Like any good Hollywood script, it all starts with a party. California-based web developer Jeff Smith arrived in Vegas last weekend first and foremost to have fun. He attended a bachelor party with his buddies, but missed the Millionaire Maker event before deciding to take a shot in another World Series of Poker tournament: Event #9 – $1,000 No Limit Hold’Em.
It was the best decision of his life as he was the last man standing after three days of poker action and 1,1939 eliminations. He also became the first amateur to win a WSOP open event in 2014.
Smith’s final run started yesterday night with the final 12 gathering for one final round. The elimination frenzy began right away and in a matter of just two hours, eight players hit the road. Poker pro Vinny Pahuja was the first to leave the poker felt, running into the deadly Nevada cowboys – #ks#kc.

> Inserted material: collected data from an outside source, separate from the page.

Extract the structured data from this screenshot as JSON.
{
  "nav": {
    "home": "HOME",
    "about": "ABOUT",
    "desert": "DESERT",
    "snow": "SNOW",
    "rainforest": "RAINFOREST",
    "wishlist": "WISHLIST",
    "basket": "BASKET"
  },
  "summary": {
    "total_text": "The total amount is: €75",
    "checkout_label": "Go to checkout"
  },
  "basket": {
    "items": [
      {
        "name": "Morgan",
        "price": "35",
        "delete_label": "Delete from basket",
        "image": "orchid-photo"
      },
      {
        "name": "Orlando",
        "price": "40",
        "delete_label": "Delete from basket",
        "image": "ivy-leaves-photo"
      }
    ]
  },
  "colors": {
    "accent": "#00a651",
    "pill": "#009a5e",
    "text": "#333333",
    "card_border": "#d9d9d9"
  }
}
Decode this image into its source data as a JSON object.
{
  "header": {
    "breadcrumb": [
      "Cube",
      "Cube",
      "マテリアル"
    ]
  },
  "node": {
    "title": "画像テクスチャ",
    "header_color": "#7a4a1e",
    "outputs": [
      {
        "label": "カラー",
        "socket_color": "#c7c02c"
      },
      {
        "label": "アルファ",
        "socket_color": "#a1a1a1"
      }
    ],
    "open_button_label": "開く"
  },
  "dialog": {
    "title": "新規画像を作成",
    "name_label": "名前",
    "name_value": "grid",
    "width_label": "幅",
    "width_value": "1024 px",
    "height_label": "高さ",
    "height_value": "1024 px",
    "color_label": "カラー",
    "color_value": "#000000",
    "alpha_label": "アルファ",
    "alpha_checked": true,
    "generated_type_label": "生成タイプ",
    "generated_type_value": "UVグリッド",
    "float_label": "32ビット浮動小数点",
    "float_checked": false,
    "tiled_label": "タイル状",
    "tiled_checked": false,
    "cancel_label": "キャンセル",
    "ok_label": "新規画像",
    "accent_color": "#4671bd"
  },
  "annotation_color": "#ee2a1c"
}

Dylan Linde and Romanian Cornel Medes followed him, setting the stage for the official nine-handed final table.
The nine-handed play transformed into an eight-handed deal in two hands. Jorge Vergara was the unlucky number nine eliminated after a classic pair vs. overpair preflop battle. Eight hands later, another man was down. David Inselberg check-raised all-in on the #10d#7d#9s flop with #8c#8s and was called by Frank Patti, who had only Ace high – #as#ks. The #ah turn, however, turned the percentages upside down and with the river bricking, Inselberg had to pack his things and leave the bright spotlights.

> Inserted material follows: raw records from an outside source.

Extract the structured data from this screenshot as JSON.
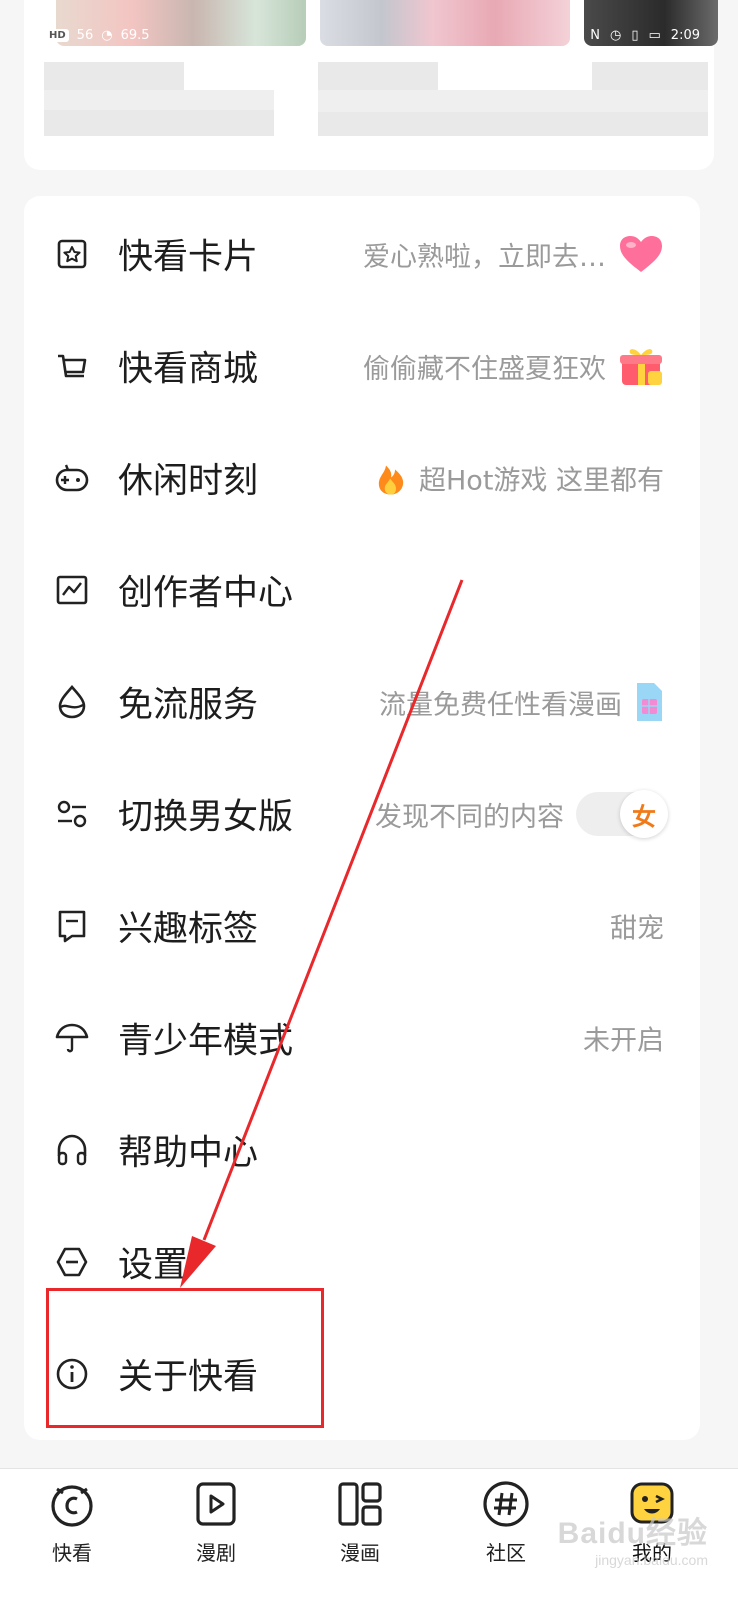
{
  "status_bar": {
    "network": "56",
    "speed": "69.5",
    "time": "2:09"
  },
  "menu": [
    {
      "icon": "card-icon",
      "label": "快看卡片",
      "desc": "爱心熟啦，立即去…",
      "extra": "heart"
    },
    {
      "icon": "cart-icon",
      "label": "快看商城",
      "desc": "偷偷藏不住盛夏狂欢",
      "extra": "gift"
    },
    {
      "icon": "gamepad-icon",
      "label": "休闲时刻",
      "desc": "超Hot游戏 这里都有",
      "extra": "fire"
    },
    {
      "icon": "chart-icon",
      "label": "创作者中心",
      "desc": "",
      "extra": ""
    },
    {
      "icon": "drop-icon",
      "label": "免流服务",
      "desc": "流量免费任性看漫画",
      "extra": "sim"
    },
    {
      "icon": "switch-icon",
      "label": "切换男女版",
      "desc": "发现不同的内容",
      "extra": "toggle",
      "toggle_label": "女"
    },
    {
      "icon": "tag-icon",
      "label": "兴趣标签",
      "desc": "甜宠",
      "extra": ""
    },
    {
      "icon": "umbrella-icon",
      "label": "青少年模式",
      "desc": "未开启",
      "extra": ""
    },
    {
      "icon": "headphones-icon",
      "label": "帮助中心",
      "desc": "",
      "extra": ""
    },
    {
      "icon": "settings-icon",
      "label": "设置",
      "desc": "",
      "extra": ""
    },
    {
      "icon": "info-icon",
      "label": "关于快看",
      "desc": "",
      "extra": ""
    }
  ],
  "tabs": [
    {
      "icon": "kuaikan-icon",
      "label": "快看"
    },
    {
      "icon": "play-icon",
      "label": "漫剧"
    },
    {
      "icon": "comic-icon",
      "label": "漫画"
    },
    {
      "icon": "hashtag-icon",
      "label": "社区"
    },
    {
      "icon": "avatar-icon",
      "label": "我的"
    }
  ],
  "watermark": {
    "text": "Baidu经验",
    "sub": "jingyan.baidu.com"
  },
  "colors": {
    "annotation": "#e8282b",
    "accent": "#f07a1a",
    "heart": "#ff6f9b"
  }
}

The fast pace continued with Brad Libson and Chris Hunichen hitting the rail after hand #12 and hand #22, respectively, of the official final table.
And with the big prize of $323,125 in sight, the five players left slowed down, risking their tournament lives with only strong hands. Chris Haugo chose to play that way but his #ah#kc couldn’t catch anything in a race against Danny Nguyen’s #10c#10h. The same can be said about John Fontana, who shoved in the small blind with #9c#9d; unfortunately for him, the initial raiser, Jeff Smith, had #js#jc.
Patti was looser and tried to steal a pot with both Nguyen and Smith involved. He shoved his #ad#4s hand and was called by Nguyen, who had #kc#qc. On the flop, Patti’s opponent spiked a king that would eventually set up heads-up play.
The round between Smith and Nguyen was a true three-hour grind for both players with many ups and downs and chip lead changes. But as opposed to most tournaments, it was not a particular hand that decided the winner; actually it was a dinner break.
Before the break, Smith made an aggressive four-bet shove with #3c#3s with his big stack, only to get called by a big pair – #jd#jc.
Losing that hand right before the break…I kind of just cooled off. I never really get that heated when I play poker, but I had time to cool off and had some time to think about it. I came back with a little different mindset,” the future winner told WSOP.com.
After that break everything went Smith’s way as Nguyen would later acknowledge. “Man, you’re catching cards since dinner,” Nguyen said at one point. He was right as several hands later, he was eliminated in second place.
Here are the final payouts:
- Jeff Smith – $323,125
- Danny Nguyen – $199,829
- Frank Patti – $138,160
- John Fontana – $99,644
- Chris Huago – $72,843
- Chris Hunichen – $53,951
- Brad Libson – $40,489
- David Inselberg – $30,781
- Jorge Vergara – $23,693
Congratulations to Jeff Smith on winning his first WSOP gold bracelet. He has big plans with his big prize, saying that he is seriously considering a dream trip to Hawaii. That means more partying for the 26-year-old web developer.